Panorama – O Frango da Páscoa

A Páscoa é já na próxima semana e as celebrações religiosas já se fazem um pouco por todo o país, sendo que durante a próxima semana serão ainda mais visíveis e intensas, visto que hoje entramos na chamada Semana Santa. A Páscoa tem diversas tradições, algumas delas de origem cristã outras de origem pagã.

A Páscoa judaica marca a fuga do Egipto e a libertação deste povo, sendo uma das mais importantes datas no calendário judaico. Nesta data é tradição comer-se o Matzá, sendo que os judeus substituem o tradicional pão fermentado por este pão sem fermento. A tradição diz que durante a fuga do Egipto não houve tempo para deixar fermentar o pão. Já entre os cristãos a Páscoa celebra a ressurreição de Jesus Cristo, sendo que a semana anterior à Páscoa é considerada a Semana Santa, sendo iniciada no Domingo de Ramos (ou seja, hoje). A morte de Cristo marca a fim dos tormentos e a Sua ressurreição o início de uma nova vida, sendo que religiosamente a páscoa é encarada como sendo um ponto de recomeço. Existe ainda um período de Quaresma, sendo encarado como um período de penitência e exercício espiritual, marcado pela ausência de carne nas refeições católicas.
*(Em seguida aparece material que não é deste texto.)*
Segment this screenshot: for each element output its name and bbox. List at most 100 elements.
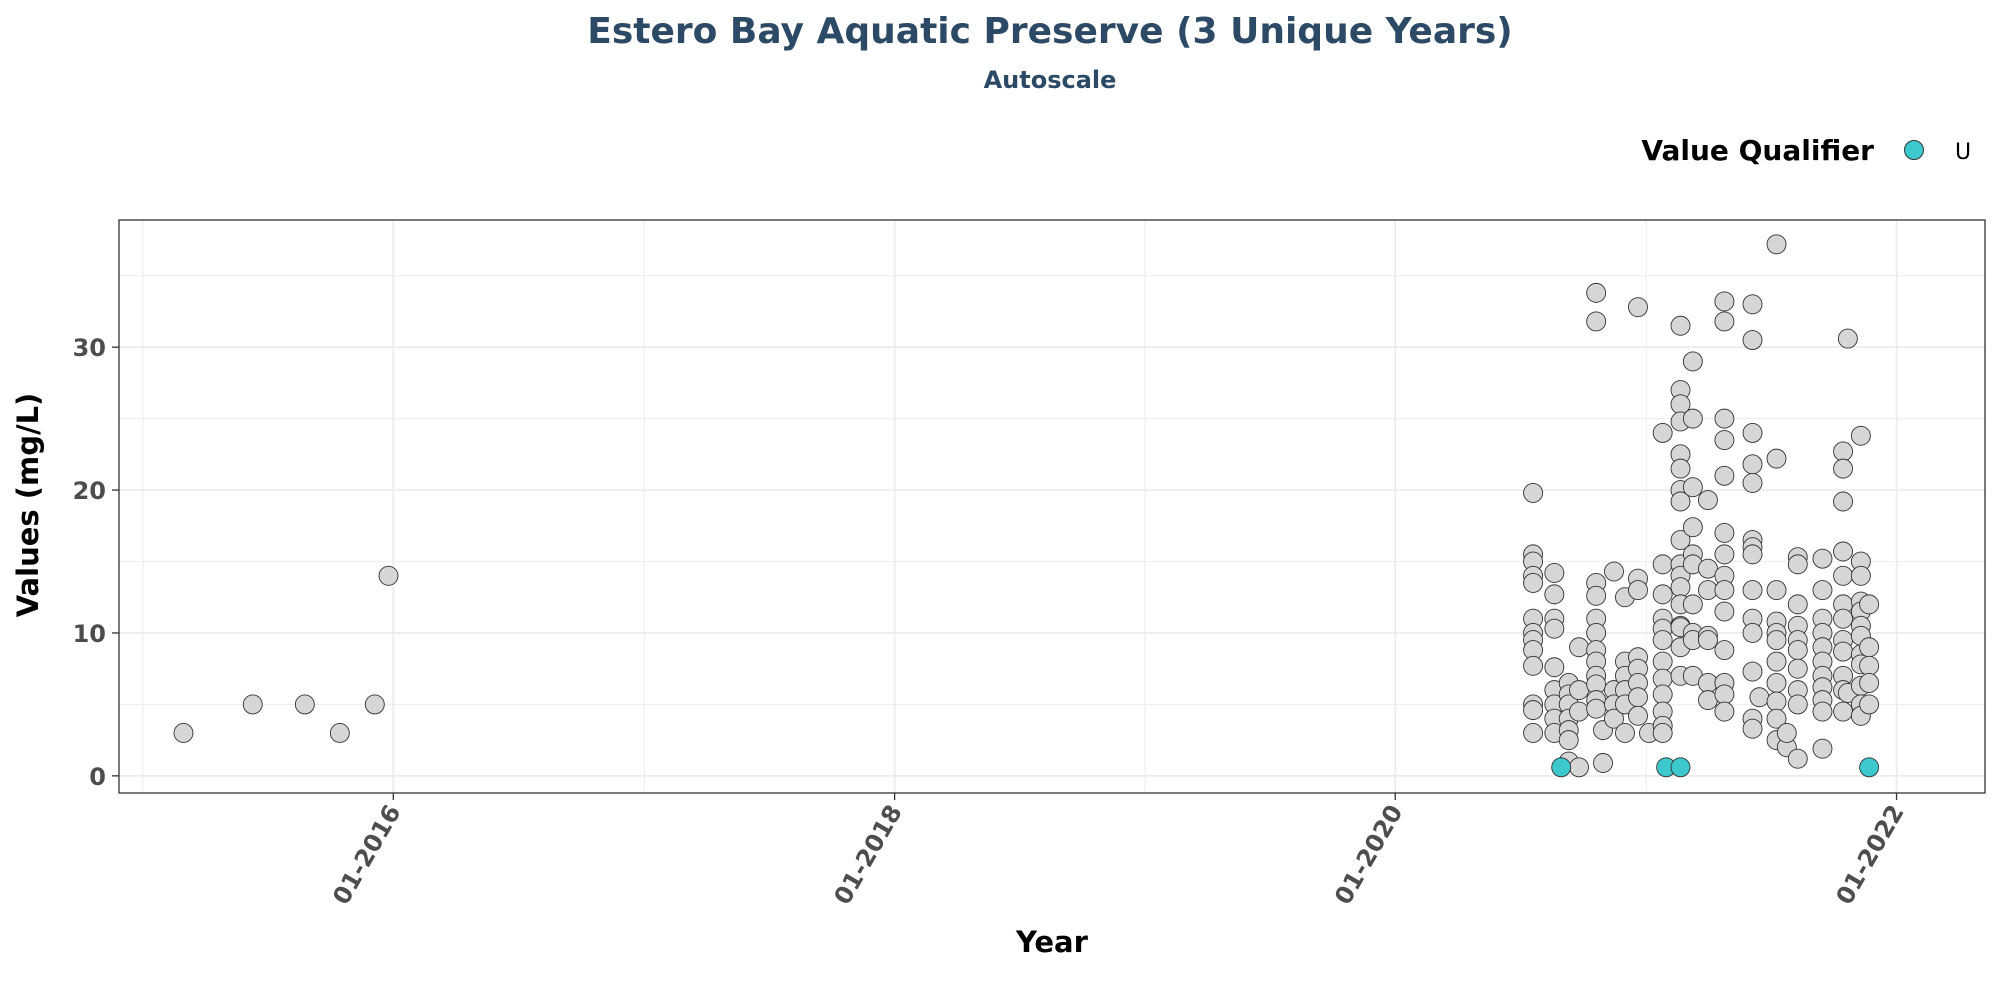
- data-point: [1670, 315, 1691, 336]
- data-point: [1787, 748, 1808, 769]
- data-point: [1714, 311, 1735, 332]
- data-point: [364, 694, 385, 715]
- data-point: [1787, 594, 1808, 615]
- data-point: [1682, 351, 1703, 372]
- data-point: [1714, 544, 1735, 565]
- data-point: [1604, 561, 1624, 582]
- data-point: [1766, 630, 1787, 651]
- data-point: [1714, 640, 1735, 661]
- data-point: [1714, 465, 1735, 486]
- x-tick-label: 01-2022: [1830, 800, 1909, 909]
- data-point: [1652, 554, 1673, 575]
- x-tick-label: 01-2018: [828, 800, 907, 909]
- data-point: [1859, 655, 1880, 676]
- data-point: [1523, 482, 1544, 503]
- data-point: [1833, 701, 1853, 722]
- data-point: [1586, 698, 1607, 719]
- data-point: [1544, 657, 1565, 678]
- data-point: [1682, 517, 1703, 538]
- y-tick-label: 10: [73, 620, 106, 648]
- data-point: [1859, 637, 1880, 658]
- data-point: [1523, 572, 1544, 593]
- data-point: [294, 694, 315, 715]
- data-point: [1776, 723, 1797, 743]
- chart-subtitle: Autoscale: [984, 66, 1117, 94]
- data-point: [1569, 757, 1589, 778]
- data-point-u: [1670, 757, 1691, 778]
- data-point: [242, 694, 263, 715]
- data-point: [1742, 544, 1763, 565]
- data-point: [1787, 694, 1808, 715]
- data-point: [1742, 454, 1763, 475]
- data-point: [1544, 618, 1565, 639]
- data-point: [1558, 730, 1579, 751]
- x-tick-label: 01-2020: [1329, 800, 1408, 909]
- data-point-u: [1551, 757, 1572, 778]
- data-point: [1714, 580, 1735, 601]
- data-point: [1787, 640, 1808, 661]
- data-point: [1670, 577, 1691, 598]
- data-point: [1615, 723, 1635, 743]
- data-point: [1593, 753, 1613, 773]
- data-point: [1714, 522, 1735, 543]
- data-point: [1812, 701, 1833, 722]
- data-point: [1742, 294, 1763, 315]
- data-point: [1682, 408, 1703, 429]
- data-point: [1652, 684, 1673, 705]
- data-point: [1833, 641, 1853, 662]
- data-point: [1787, 554, 1808, 575]
- y-tick-label: 30: [73, 334, 106, 362]
- data-point: [1812, 548, 1833, 569]
- data-point: [1787, 658, 1808, 679]
- data-point: [1742, 422, 1763, 443]
- y-axis: 0 10 20 30: [73, 334, 119, 791]
- data-point: [1682, 594, 1703, 615]
- data-point: [1523, 655, 1544, 676]
- data-point: [1742, 661, 1763, 682]
- data-point: [1766, 448, 1787, 469]
- data-point: [1859, 673, 1880, 693]
- data-point: [1652, 584, 1673, 605]
- data-point: [329, 723, 350, 743]
- data-point: [1812, 738, 1833, 759]
- data-point: [1569, 637, 1589, 658]
- data-point: [1859, 594, 1880, 615]
- data-point: [1652, 723, 1673, 743]
- data-point: [1586, 282, 1607, 303]
- data-point: [1569, 680, 1589, 701]
- data-point: [1544, 562, 1565, 583]
- chart-title: Estero Bay Aquatic Preserve (3 Unique Ye…: [587, 11, 1513, 52]
- data-point: [378, 565, 399, 586]
- data-point: [1833, 491, 1853, 512]
- data-point: [173, 723, 194, 743]
- data-point: [1670, 491, 1691, 512]
- data-point: [1628, 705, 1648, 726]
- data-point: [1604, 708, 1624, 729]
- data-point: [1859, 694, 1880, 715]
- data-point: [1714, 684, 1735, 705]
- data-point: [1833, 458, 1853, 479]
- data-points: [173, 234, 1880, 778]
- x-axis: 01-2016 01-2018 01-2020 01-2022: [327, 793, 1910, 909]
- data-point: [1628, 580, 1648, 601]
- data-point: [1523, 723, 1544, 743]
- data-point: [1586, 585, 1607, 606]
- data-point: [1714, 408, 1735, 429]
- legend: Value Qualifier U: [1641, 134, 1971, 167]
- x-axis-label: Year: [1015, 925, 1089, 959]
- data-point: [1544, 584, 1565, 605]
- data-point: [1766, 580, 1787, 601]
- data-point: [1714, 430, 1735, 451]
- data-point: [1697, 490, 1718, 511]
- data-point: [1652, 422, 1673, 443]
- data-point-u: [1859, 757, 1880, 778]
- data-point: [1628, 687, 1648, 708]
- data-point: [1833, 541, 1853, 562]
- data-point: [1833, 565, 1853, 586]
- data-point: [1742, 580, 1763, 601]
- data-point: [1766, 651, 1787, 672]
- plot-border: [118, 219, 1986, 794]
- data-point: [1697, 630, 1718, 651]
- data-point: [1670, 530, 1691, 551]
Para as crianças dois dos maiores símbolos da Páscoa são o coelho e os ovos da Páscoa. O coelhinho da Páscoa remonta a tradições do antigo Egipto, tendo sido adoptado pelos cristãos e também judeus como sendo símbolo de fertilidade, nascimento e vida nova, o que acaba por ir ao encontro da ideia da ressurreição de Cristo. É também atribuído ao coelho a função de produtor e distribuidor dos ovos, o que só por si é curioso visto que o coelho é um mamífero como nós e, como tal, não põe ovos. Eventualmente seria mais correcto ser uma galinha ou um pato a por os ovos mas como as origens destas tradições definitivamente perdem-se ao longo dos anos, foi o coelho o animal escolhido.
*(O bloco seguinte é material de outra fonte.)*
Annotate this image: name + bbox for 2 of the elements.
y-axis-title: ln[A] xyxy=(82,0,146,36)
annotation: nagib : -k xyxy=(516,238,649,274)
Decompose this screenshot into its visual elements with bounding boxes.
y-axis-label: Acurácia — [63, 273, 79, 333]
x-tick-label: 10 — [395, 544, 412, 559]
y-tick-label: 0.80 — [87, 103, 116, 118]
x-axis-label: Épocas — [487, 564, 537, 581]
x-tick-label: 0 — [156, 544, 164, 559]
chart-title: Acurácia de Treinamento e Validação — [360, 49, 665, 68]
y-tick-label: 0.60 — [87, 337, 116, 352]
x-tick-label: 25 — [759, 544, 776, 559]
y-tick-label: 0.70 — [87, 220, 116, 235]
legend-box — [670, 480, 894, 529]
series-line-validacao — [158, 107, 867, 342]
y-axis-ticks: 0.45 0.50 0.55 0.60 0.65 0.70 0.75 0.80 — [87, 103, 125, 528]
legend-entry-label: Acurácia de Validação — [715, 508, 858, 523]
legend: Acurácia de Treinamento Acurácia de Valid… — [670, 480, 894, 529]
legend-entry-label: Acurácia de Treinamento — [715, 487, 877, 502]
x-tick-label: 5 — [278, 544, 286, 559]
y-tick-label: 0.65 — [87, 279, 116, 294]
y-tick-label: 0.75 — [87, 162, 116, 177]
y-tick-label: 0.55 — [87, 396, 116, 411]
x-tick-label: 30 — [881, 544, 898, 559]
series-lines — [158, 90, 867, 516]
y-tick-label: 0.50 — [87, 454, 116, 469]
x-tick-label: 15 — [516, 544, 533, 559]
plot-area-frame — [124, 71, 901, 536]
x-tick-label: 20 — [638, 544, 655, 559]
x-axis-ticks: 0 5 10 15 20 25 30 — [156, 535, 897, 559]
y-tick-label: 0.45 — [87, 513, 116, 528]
Quanto aos ovos, esta é uma velha tradição chinesa que ainda hoje existe de presentear os familiares e mais queridos como celebração da chegada da Primavera, o que acaba por coincidir com a data da Páscoa. Os ovos são, tal como os coelhos, encarados como símbolo de nova vida. Os ovos usados para prenda pelos chineses eram de galinha, mas quando esta tradição foi trazida para o ocidente passaram a ser usados ovos de madeira, prata e ouro, normalmente decorados com várias cores ou mesmo pedras preciosas. Mais recentemente com a proliferação da indústria do chocolate, os ovos passaram a ser feitos de chocolate, o que os fez ainda mais apetecíveis para as crianças (e não só).

Então vamos a ver, os ovos foram-se desenvolvendo ao longo dos tempos passando de simples ovos de galinha a ovos de chocolate, sendo que o seu carácter é cada vez mais comercial pelo que podem ser encontrados em qualquer supermercado, com diversos tamanhos, sendo feitos de vários tipos de chocolates, com e sem recheio. Mas e o coelhinho da páscoa? E a proibição de comer carne? Onde está a actualização dessas tradições? A privação de comer carne é explicada na história pelo facto de antigamente a carne não ser consumida diariamente, sendo encarada como um alimento presente apenas em épocas festivas, daí que não faça sentido ser consumida em tempos de reflexão sobre a morte de Cristo. Mas hoje em dia a carne é um alimento bem mais acessível sendo que é consumida por muitos diariamente, sendo muitas vezes substituída por outros alimentos bem mais dispendiosos, como por exemplo, bacalhau.

Será que o sacrifício e penitência de hoje em dia é não comer carne para comer algo normalmente mais caro que muitas vezes é apenas usado em tempos festivos? Bem, se assim é, não é isso exactamente o contrário do que se pretende com o jejum, ou seja, a privação de um alimento festivo? Não seria mais lógico ter como alimento típico algo mais comum e acessível como frango? Além de ser um alimento comum, é bastante acessível e normalmente não é associado a festividades. O frango poderia também ser usado como o distribuidor de ovos da Páscoa, afinal as galinhas põem ovos ao contrário dos coelhos. Será que não está na altura de actualizar a tradição, que cada vez menos é cumprida e ainda menos faz sentido, e passarmos a comer frango na Páscoa e a tê-lo também a distribuir os ovos? Certamente a indústria do chocolate não apreciaria esta ideia mas, especialmente entre as crianças, acredito que o Franguinho da Páscoa teria sucesso. Bom apetite e boa Páscoa!